しかしながら、古くからのお寺にふさわしく、『須弥山儀(しゅみせんぎ)』や貴重な掛け軸、さらに閻魔さんの一族の像が保管されております。
龍津寺には、インドをクローズアップした天竺図、世界地図を書き表した閻浮提(えんぶだい)図、須弥山(しゅみせん)思想に基づく天動説を示した須弥山図の3つの掛け軸があります。いずれの掛け軸も200年ほど前に作られたもので、驚くほど精巧です。
版画なので、いくつかあっても不思議ではないのですが、京都大学にしか存在が確認されていないそうです。
仏教宇宙天文学によると、世界の中心には『須弥山』という巨大な山があり、この『須弥山』を中心に、太陽や月や星が回っている。『須弥山』の山腹には四大王天(しだいおうてん)が住み、頂上は神様の世界のようです。我々人間は、『須弥山』の南にある『譫部州(せんぶしゅう)』に住んでいるとのことです。世界の果てには、金輪や水輪、風輪があり、地下には地獄があるそうです。
地下の地獄界には、八階層もの地獄があり、一番下が無限地獄だそうです。恐いもの見たさで、一度見学してみたいと思うのは、私だけでしょうか。
和時計の技術を持って作られたという『須弥山儀』ですが、本当に珍しいもので多くの人が、その名前すら知らないのではないでしょうか?私も最初聞いたときには、『しゅみせんぎ』と覚えずに『しゃみせんぎ』と覚え、どんなものか全く理解できませんでした。三味線か何かを利用して作ったものかと思ったわけです。この貴重な『須弥山儀』が清水市内にあるということだけでも驚きであります。
西洋の天文学に対抗して考えられた仏教天文学、その天文学を目に見える形にしたのが『須弥山儀』であります。

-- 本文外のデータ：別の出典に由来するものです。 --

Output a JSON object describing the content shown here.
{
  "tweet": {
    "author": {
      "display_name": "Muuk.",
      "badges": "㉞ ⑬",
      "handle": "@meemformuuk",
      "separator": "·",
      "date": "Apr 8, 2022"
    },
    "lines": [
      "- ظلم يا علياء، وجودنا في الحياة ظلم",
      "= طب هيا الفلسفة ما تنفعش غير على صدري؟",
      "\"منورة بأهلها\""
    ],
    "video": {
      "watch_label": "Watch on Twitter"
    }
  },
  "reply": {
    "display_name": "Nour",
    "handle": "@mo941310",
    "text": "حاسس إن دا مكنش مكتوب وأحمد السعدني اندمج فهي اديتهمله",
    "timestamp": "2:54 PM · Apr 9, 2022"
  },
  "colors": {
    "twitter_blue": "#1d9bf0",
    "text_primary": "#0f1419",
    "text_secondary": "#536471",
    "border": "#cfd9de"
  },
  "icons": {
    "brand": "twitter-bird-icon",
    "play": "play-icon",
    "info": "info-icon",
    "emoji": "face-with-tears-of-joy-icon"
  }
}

作った人は、本当にこの『須弥山儀』が宇宙を表すものと信じたのか?それとも単なる興味本位で仏教に関する言い伝えを形にしてみたのか?今となってはよく分かりませんが、かなり精巧に当時の時計技術の粋を集めたものであります。実際に『須弥山』が存在するかどうかはともかく、その思想は今でも研究するのに値するものと思われます。

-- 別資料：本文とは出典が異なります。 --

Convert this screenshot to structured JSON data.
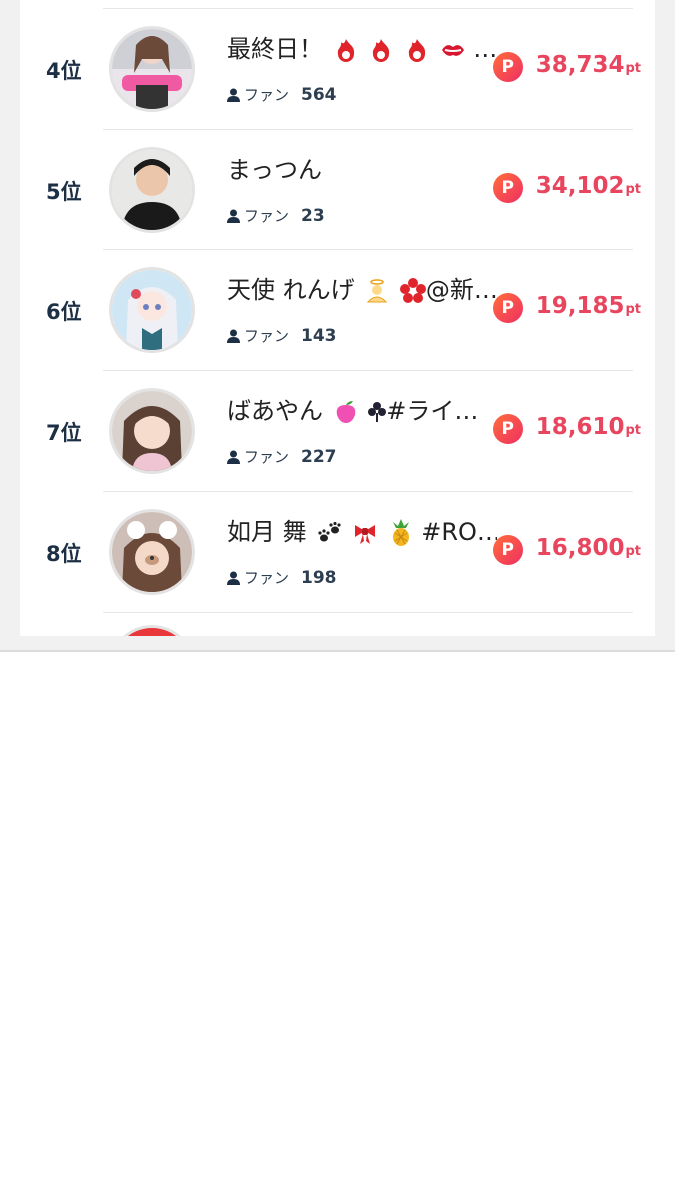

御本尊のお釈迦様の乗っている台を『須弥壇(しゅみだん)』と呼んで、私たちが座る場所がちょうど人間の住む南譫部州(なんせんぶしゅう)にあたるそうです。そんなお話を聞きながら、龍津寺の中を案内してもらいました。面白かったのは、閻魔大王とその一族の物語です。私も少し詳しくなりました。
そのほか、龍津寺には『十界図』の掛け軸や白隠禅師にまつわるものがあります。
貧乏な小島藩の下級武士、倉橋 格(くらはし いたる)は、生活費を稼ぐため?に、酒上不埒(さけのうえのふらち)という名で狂歌も詠んだり、恋川春町というペンネームで黄表紙といわれるジャンルを開拓した。この黄表紙こそが漫画の元祖であり、恋川春町こそが元祖漫画家である。うわさのよると、当時の松平定信の文武奨励を風刺したため、呼び出しを受け自殺したとのことである。
いずれにせよ、元祖まんが家が清水から生まれたことは喜ばしいことです。